The history of this show is a bit peculiar. Its manga started publication way back in 1990, became massively popular, then ended abruptly in 1999 when author Tada Kaoru passed away from cerebral hemorrhage, after lying three weeks in a coma due to hitting her head on a marble table while mopping the floor underneath. The original work thus remains unfinished at 23 volumes, but the popularity endures, and after getting live-action dramas in Taiwan, we now see an anime edition. The director in charge of the project is Yamasaki Osamu, who was active just last year with Terra e. The script’s produced by Shimizu Yukako, a woman whose history primarily includes drama series and the Saishuu-heiki Kanojo live-action movie.

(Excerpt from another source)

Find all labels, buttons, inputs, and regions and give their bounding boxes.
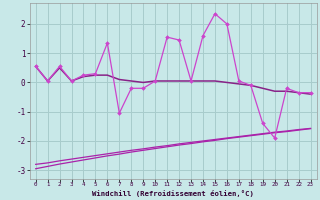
X-axis label: Windchill (Refroidissement éolien,°C): Windchill (Refroidissement éolien,°C) — [92, 190, 254, 197]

At Aihara Kotoko’s high school, pupils are divided into classes A-F depending on study results. While attending the school’s opening ceremony, she lays eyes on the handsome genius Irie Naoki, who’s giving the address, and it’s love at first sight. Kotoko spends the next two years furiously studying to be able to move up into class A, but things aren’t going her way, and when third year starts, she’s still stuck at the bottom in F. Refusing to give up, she then writes a love letter, hoping to catch his heart. Unfortunately, Naoki refuses to even read her letter, declaring that he dislikes stupid girls. Humiliated, she crawls back to her own classroom, where her friends try to comfort her. Later that evening, they all come over to Kotoko’s place to celebrate that her newly built home’s been finished. However, during the party an earthquake occurs, and the beautifully constructed building comes crashing down. Apparently her father hadn’t put quite enough money on materials. Homeless, the father-daughter family is forced to move in with an old friend of Kotoko’s father, suspiciously nicknamed Iri-chan. When Kotoko steps through the door, she’s greeted by none other than Irie Naoki, the same boy whose love she’s just given up on, and an awkward new life begins.

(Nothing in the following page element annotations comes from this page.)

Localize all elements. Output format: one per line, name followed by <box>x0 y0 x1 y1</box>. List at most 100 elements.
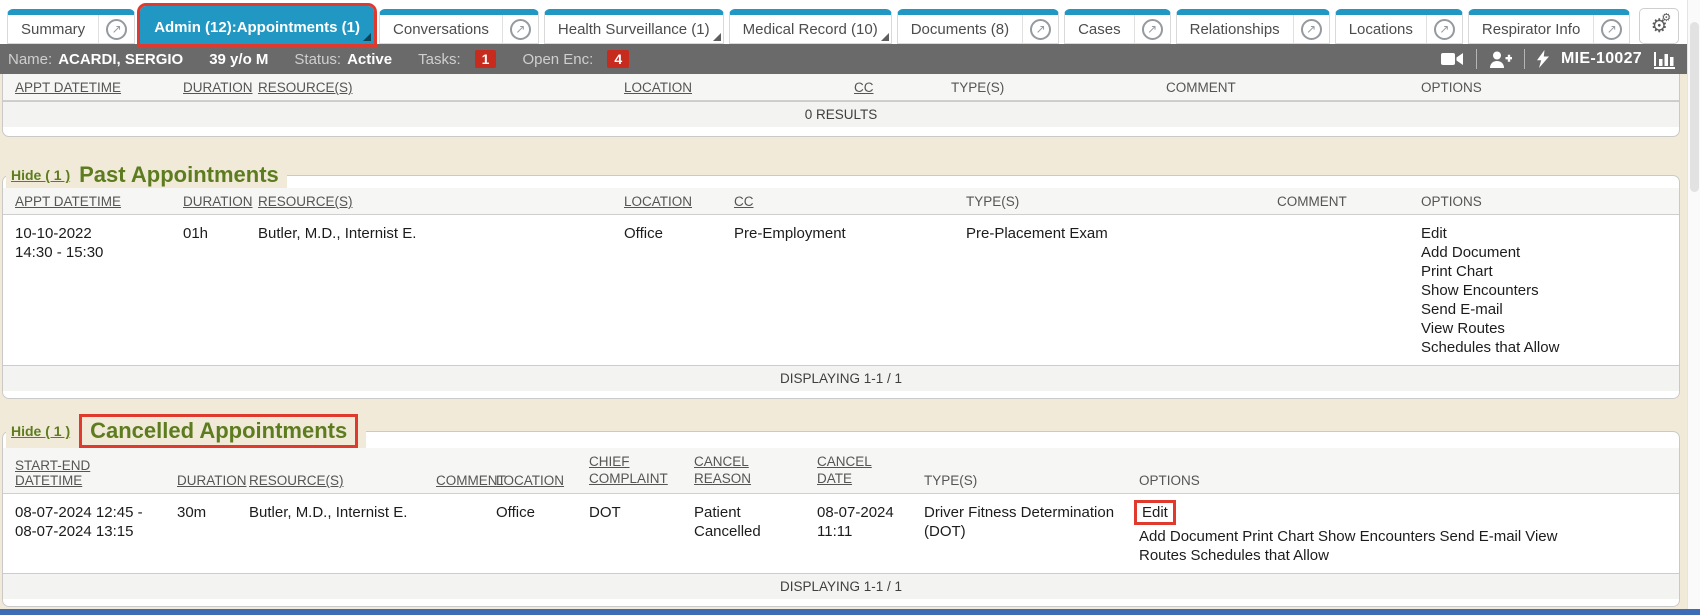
tab-locations[interactable]: Locations ↗ <box>1334 9 1463 44</box>
sort-appt-datetime[interactable]: APPT DATETIME <box>15 194 122 209</box>
header-options: OPTIONS <box>1421 194 1482 209</box>
duration-cell: 30m <box>169 493 241 573</box>
option-show-encounters[interactable]: Show Encounters <box>1317 528 1436 545</box>
sort-cancel-reason[interactable]: CANCEL REASON <box>686 448 809 494</box>
sort-comment[interactable]: COMMENT <box>436 473 506 488</box>
sort-location[interactable]: LOCATION <box>624 80 693 95</box>
comment-cell <box>428 493 488 573</box>
sort-cc[interactable]: CC <box>854 80 874 95</box>
option-add-document[interactable]: Add Document <box>1139 528 1239 545</box>
option-print-chart[interactable]: Print Chart <box>1421 263 1493 280</box>
option-send-email[interactable]: Send E-mail <box>1439 528 1522 545</box>
patient-name: ACARDI, SERGIO <box>58 50 184 68</box>
popout-arrow-icon: ↗ <box>1300 18 1322 40</box>
tab-respirator-info[interactable]: Respirator Info ↗ <box>1467 9 1631 44</box>
sort-cc[interactable]: CC <box>734 194 754 209</box>
sort-duration[interactable]: DURATION <box>177 473 247 488</box>
hide-past-link[interactable]: Hide ( 1 ) <box>11 167 71 183</box>
sort-location[interactable]: LOCATION <box>624 194 693 209</box>
lightning-bolt-icon[interactable] <box>1537 50 1550 68</box>
option-add-document[interactable]: Add Document <box>1421 244 1521 261</box>
past-section-title: Past Appointments <box>79 162 279 187</box>
tasks-count-badge[interactable]: 1 <box>474 50 497 68</box>
chart-tab-bar: Summary ↗ Admin (12):Appointments (1) Co… <box>0 0 1700 47</box>
comment-cell <box>1269 214 1413 365</box>
tab-summary[interactable]: Summary ↗ <box>7 9 136 44</box>
tab-medical-record[interactable]: Medical Record (10) <box>728 9 892 44</box>
sort-resources[interactable]: RESOURCE(S) <box>258 80 353 95</box>
sort-start-end-datetime[interactable]: START-END DATETIME <box>15 458 91 488</box>
option-view-routes[interactable]: View Routes <box>1139 528 1558 564</box>
divider <box>1476 49 1478 69</box>
paging-status: DISPLAYING 1-1 / 1 <box>3 365 1679 391</box>
bar-chart-icon[interactable] <box>1654 50 1678 69</box>
open-enc-count-badge[interactable]: 4 <box>607 50 630 68</box>
tasks-label: Tasks: <box>418 50 461 68</box>
upcoming-appointments-section: APPT DATETIME DURATION RESOURCE(S) LOCAT… <box>2 74 1680 137</box>
table-header-row: APPT DATETIME DURATION RESOURCE(S) LOCAT… <box>3 74 1679 101</box>
video-camera-icon[interactable] <box>1441 51 1464 67</box>
popout-arrow-icon: ↗ <box>1433 18 1455 40</box>
popout-button[interactable]: ↗ <box>98 15 134 43</box>
sort-location[interactable]: LOCATION <box>496 473 565 488</box>
hide-cancelled-link[interactable]: Hide ( 1 ) <box>11 423 71 439</box>
sort-resources[interactable]: RESOURCE(S) <box>258 194 353 209</box>
popout-button[interactable]: ↗ <box>1022 15 1058 43</box>
popout-button[interactable]: ↗ <box>1425 15 1462 43</box>
cancelled-appointments-table: START-END DATETIME DURATION RESOURCE(S) … <box>3 448 1679 573</box>
add-person-icon[interactable] <box>1489 51 1513 68</box>
status-label: Status: <box>294 50 342 68</box>
header-types: TYPE(S) <box>924 473 978 488</box>
bottom-edge <box>0 609 1700 615</box>
popout-button[interactable]: ↗ <box>501 15 538 43</box>
name-label: Name: <box>8 50 53 68</box>
scrollbar-thumb[interactable] <box>1690 22 1699 192</box>
sort-cancel-date[interactable]: CANCEL DATE <box>809 448 916 494</box>
sort-chief-complaint[interactable]: CHIEF COMPLAINT <box>581 448 686 494</box>
types-cell: Pre-Placement Exam <box>958 214 1269 365</box>
appointments-page: APPT DATETIME DURATION RESOURCE(S) LOCAT… <box>0 74 1700 615</box>
popout-button[interactable]: ↗ <box>1593 15 1629 43</box>
popout-button[interactable]: ↗ <box>1133 15 1170 43</box>
location-cell: Office <box>488 493 581 573</box>
sort-duration[interactable]: DURATION <box>183 194 253 209</box>
options-cell: Edit Add Document Print Chart Show Encount… <box>1131 493 1679 573</box>
option-edit[interactable]: Edit <box>1134 500 1176 525</box>
chief-complaint-cell: DOT <box>581 493 686 573</box>
tab-admin-appointments[interactable]: Admin (12):Appointments (1) <box>137 3 378 47</box>
table-header-row: APPT DATETIME DURATION RESOURCE(S) LOCAT… <box>3 188 1679 215</box>
tab-relationships[interactable]: Relationships ↗ <box>1175 9 1330 44</box>
table-row: 08-07-2024 12:45 - 08-07-2024 13:15 30m … <box>3 493 1679 573</box>
dropdown-corner-icon <box>712 33 721 41</box>
option-schedules-that-allow[interactable]: Schedules that Allow <box>1421 339 1560 356</box>
option-schedules-that-allow[interactable]: Schedules that Allow <box>1190 547 1329 564</box>
sort-duration[interactable]: DURATION <box>183 80 253 95</box>
vertical-scrollbar[interactable] <box>1687 0 1700 615</box>
cancelled-appointments-legend: Hide ( 1 ) Cancelled Appointments <box>6 414 367 448</box>
types-cell: Driver Fitness Determination (DOT) <box>916 493 1131 573</box>
option-send-email[interactable]: Send E-mail <box>1421 301 1503 318</box>
table-row: 10-10-2022 14:30 - 15:30 01h Butler, M.D… <box>3 214 1679 365</box>
resources-cell: Butler, M.D., Internist E. <box>250 214 616 365</box>
option-print-chart[interactable]: Print Chart <box>1242 528 1314 545</box>
tab-documents[interactable]: Documents (8) ↗ <box>896 9 1060 44</box>
paging-status: DISPLAYING 1-1 / 1 <box>3 573 1679 599</box>
tab-health-surveillance[interactable]: Health Surveillance (1) <box>543 9 724 44</box>
cancelled-appointments-section: Hide ( 1 ) Cancelled Appointments START-… <box>2 414 1680 607</box>
sort-appt-datetime[interactable]: APPT DATETIME <box>15 80 122 95</box>
settings-button[interactable]: ⚙ ⚙ <box>1639 8 1680 44</box>
tab-conversations[interactable]: Conversations ↗ <box>379 9 539 44</box>
header-options: OPTIONS <box>1139 473 1200 488</box>
popout-arrow-icon: ↗ <box>1601 18 1623 40</box>
popout-arrow-icon: ↗ <box>1141 18 1163 40</box>
option-edit[interactable]: Edit <box>1421 225 1447 242</box>
tab-cases[interactable]: Cases ↗ <box>1064 9 1171 44</box>
location-cell: Office <box>616 214 726 365</box>
option-view-routes[interactable]: View Routes <box>1421 320 1505 337</box>
sort-resources[interactable]: RESOURCE(S) <box>249 473 344 488</box>
cancel-date-cell: 08-07-2024 11:11 <box>809 493 916 573</box>
popout-button[interactable]: ↗ <box>1292 15 1329 43</box>
options-cell: Edit Add Document Print Chart Show Encou… <box>1413 214 1679 365</box>
option-show-encounters[interactable]: Show Encounters <box>1421 282 1539 299</box>
patient-age-sex: 39 y/o M <box>209 50 269 68</box>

Despite an HV-tag, TMS Entertainment‘s animation looks like it’s been upscaled and blurred, but I can’t really say it matters when it comes to a shoujo show of this kind. What struck me was how the character design seems mixed, with Kotoko having fairly large eyes and cute face, while most of the men have a more narrow, classic 90’s shounen look. Takanashi Yasuharu does the music, and I didn’t even notice it, so I’ll classify it as regular anime fare. The voice acting is a bit tricky. Mizuki Nana (Fate in Mahou Shoujo Lyrical Nanoha) is playing Kotoko, and I really, really loved her as Misaki in Darker Than Black, and she’s marvellous in Tokyo Marble Chocolate, but in this show I can’t shake the feeling that she’s trying too hard to make it a girly part, separated from her mature roles. The result is somewhat uncomfortable. Mister Perfect is played by Hirakawa Daisuke (Julio in Zero no Tsukaima 2), and seems alright. Of the remaining cast, only Paku Romi (Ed in Fullmetal Alchemist) as Naoki’s little brother stood out, although Yamada Kinoko (Shinza in Ooedo Rocket) as Jinko is likely to irritate after a while.

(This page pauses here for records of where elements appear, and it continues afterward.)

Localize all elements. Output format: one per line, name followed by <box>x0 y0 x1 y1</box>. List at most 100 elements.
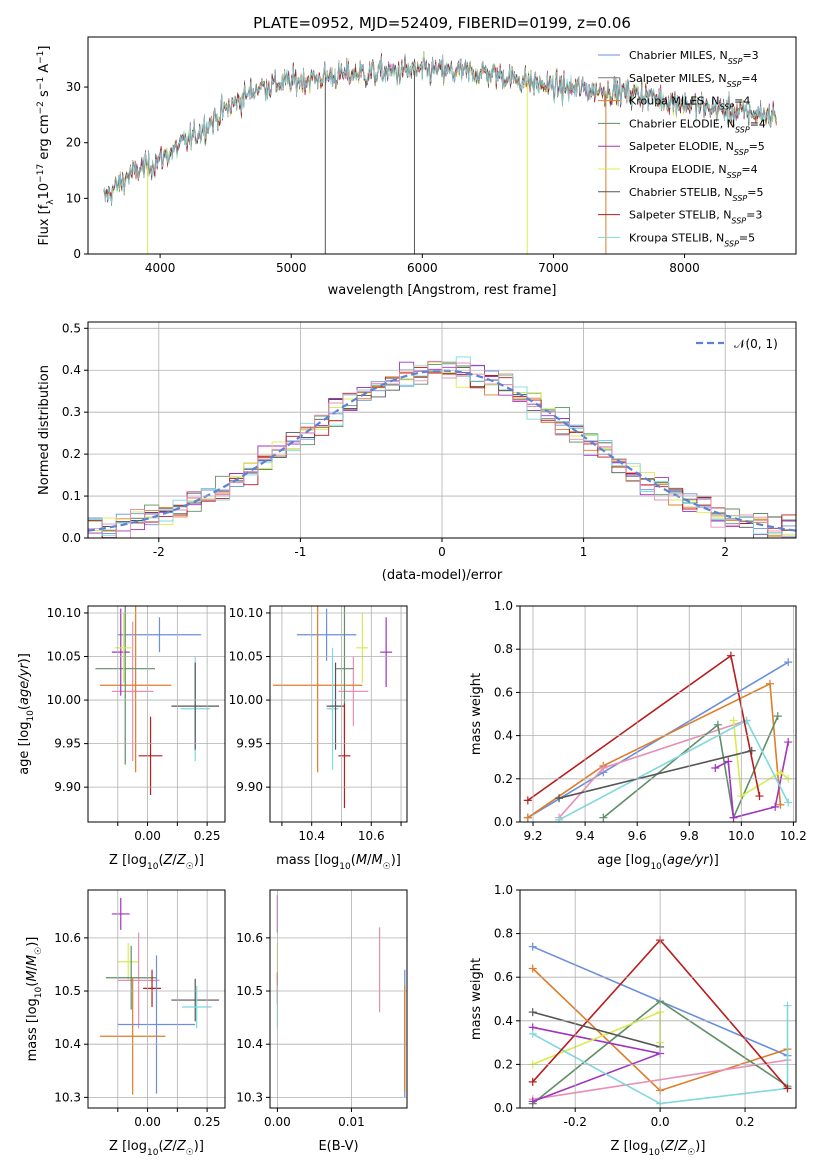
weight-marker <box>784 798 793 807</box>
weight-marker <box>528 1097 537 1106</box>
y-axis-label: mass weight <box>469 673 484 755</box>
legend-label: Kroupa STELIB, NSSP=5 <box>629 231 755 248</box>
weight-line <box>532 1005 789 1105</box>
x-tick-label: 10.6 <box>358 829 385 843</box>
y-axis-label: Flux [fλ10−17 erg cm−2 s−1 A−1] <box>36 46 56 246</box>
weight-line <box>527 661 789 819</box>
y-tick-label: 10.10 <box>47 606 81 620</box>
weight-marker <box>784 738 793 747</box>
chart-title: PLATE=0952, MJD=52409, FIBERID=0199, z=0… <box>253 14 631 32</box>
y-tick-label: 10.05 <box>229 650 263 664</box>
y-tick-label: 10.6 <box>236 931 263 945</box>
y-tick-label: 0.1 <box>62 489 81 503</box>
legend-label: Salpeter MILES, NSSP=4 <box>629 72 758 89</box>
weight-marker <box>747 746 756 755</box>
panel-mass_Z: 0.00 0.25 10.3 10.4 10.5 10.6 Z [log10(Z/Z☉)] m… <box>25 889 226 1158</box>
x-tick-label: 0.0 <box>651 1115 670 1129</box>
legend-label: Kroupa MILES, NSSP=4 <box>629 95 750 112</box>
y-tick-label: 9.95 <box>54 737 81 751</box>
x-tick-label: 9.6 <box>628 829 647 843</box>
weight-marker <box>528 942 537 951</box>
y-tick-label: 9.95 <box>236 737 263 751</box>
x-axis-label: wavelength [Angstrom, rest frame] <box>328 283 557 298</box>
x-tick-label: 7000 <box>538 261 569 275</box>
weight-line <box>732 720 789 798</box>
y-tick-label: 10 <box>66 191 81 205</box>
x-tick-label: 10.4 <box>298 829 325 843</box>
axes-frame <box>269 605 408 823</box>
weight-marker <box>711 764 720 772</box>
weight-marker <box>771 802 780 811</box>
x-tick-label: 10.0 <box>728 829 755 843</box>
y-tick-label: 10.10 <box>229 606 263 620</box>
y-tick-label: 0.5 <box>62 321 81 335</box>
weight-marker <box>784 658 793 667</box>
weight-line <box>602 715 779 821</box>
legend-label: Salpeter ELODIE, NSSP=5 <box>629 140 765 157</box>
weight-marker <box>729 813 738 822</box>
panel-mass_ebv: 0.00 0.01 10.3 10.4 10.5 10.6 E(B-V) <box>236 889 408 1154</box>
axes-frame <box>269 889 408 1109</box>
legend-label: 𝒩(0, 1) <box>734 337 778 351</box>
axes-frame <box>87 321 797 539</box>
y-tick-label: 0.2 <box>62 447 81 461</box>
legend: Chabrier MILES, NSSP=3 Salpeter MILES, NS… <box>598 49 766 248</box>
y-tick-label: 10.4 <box>236 1037 263 1051</box>
y-tick-label: 0.0 <box>494 815 513 829</box>
y-tick-label: 0.3 <box>62 405 81 419</box>
axes-frame <box>87 36 797 255</box>
weight-marker <box>555 794 564 803</box>
y-tick-label: 10.05 <box>47 650 81 664</box>
y-tick-label: 10.4 <box>54 1037 81 1051</box>
x-tick-label: -1 <box>294 545 306 559</box>
weight-marker <box>776 800 785 809</box>
weight-marker <box>724 757 733 766</box>
axes-frame <box>519 605 797 823</box>
legend-label: Chabrier STELIB, NSSP=5 <box>629 186 763 203</box>
weight-marker <box>599 813 608 822</box>
y-axis-label: mass weight <box>469 958 484 1040</box>
y-tick-label: 0.0 <box>494 1101 513 1115</box>
x-axis-label: (data-model)/error <box>382 568 503 583</box>
y-tick-label: 0.4 <box>62 363 81 377</box>
x-tick-label: 0.00 <box>264 1115 291 1129</box>
y-tick-label: 20 <box>66 136 81 150</box>
y-tick-label: 10.6 <box>54 931 81 945</box>
x-axis-label: Z [log10(Z/Z☉)] <box>109 1139 204 1158</box>
weight-marker <box>528 1029 537 1038</box>
weight-marker <box>729 716 738 725</box>
weight-marker <box>523 813 532 822</box>
panel-residuals: -2 -1 0 1 2 0.0 0.1 0.2 0.3 0.4 0.5 (data-model)/er… <box>37 321 797 583</box>
x-tick-label: 0.00 <box>134 1115 161 1129</box>
spectrum-line <box>103 55 777 204</box>
x-tick-label: 0.25 <box>194 1115 221 1129</box>
weight-marker <box>726 651 735 660</box>
x-tick-label: 9.8 <box>680 829 699 843</box>
x-tick-label: 0.01 <box>338 1115 365 1129</box>
panel-age_mass: 10.4 10.6 9.90 9.95 10.00 10.05 10.10 mass [log… <box>229 605 408 872</box>
y-tick-label: 0 <box>73 247 81 261</box>
weight-marker <box>783 1084 792 1093</box>
weight-marker <box>713 720 722 729</box>
legend-label: Chabrier ELODIE, NSSP=4 <box>629 117 766 133</box>
y-tick-label: 9.90 <box>236 780 263 794</box>
weight-marker <box>755 792 764 801</box>
x-tick-label: 4000 <box>145 261 176 275</box>
x-tick-label: 0 <box>438 545 446 559</box>
weight-line <box>558 749 752 799</box>
x-axis-label: mass [log10(M/M☉)] <box>276 853 401 872</box>
x-axis-label: E(B-V) <box>318 1139 358 1154</box>
weight-marker <box>528 1077 537 1086</box>
weight-marker <box>599 764 608 772</box>
panel-spectrum: 4000 5000 6000 7000 8000 0 10 20 30 PLATE=0952, M… <box>36 14 797 298</box>
axes-frame <box>87 889 226 1109</box>
x-tick-label: 10.2 <box>780 829 807 843</box>
plot-area-spectrum <box>103 51 777 254</box>
axes-frame <box>519 889 797 1109</box>
plot-area-weight_age <box>523 651 793 822</box>
x-tick-label: 2 <box>721 545 729 559</box>
y-tick-label: 10.3 <box>54 1090 81 1104</box>
panel-age_Z: 0.00 0.25 9.90 9.95 10.00 10.05 10.10 Z [log10(… <box>17 605 226 872</box>
y-axis-label: age [log10(age/yr)] <box>17 653 36 775</box>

If I understand the website correctly, this unfinished manga story will actually be completed with the animated edition, working from some sort of concept notes Tada left behind. God knows how that will turn out, but at least it won’t leave newcomers hanging. Having enjoyed Marmalade Boy and Please Save My Earth, I’m pleased to see more shoujo animated, but in this particular case there was nothing to charm me. The comedy doesn’t seem crisp enough to compete with the 30 other shows of the season, but perhaps later episodes will develop the romantic part to make it worth a marathon some time in the future.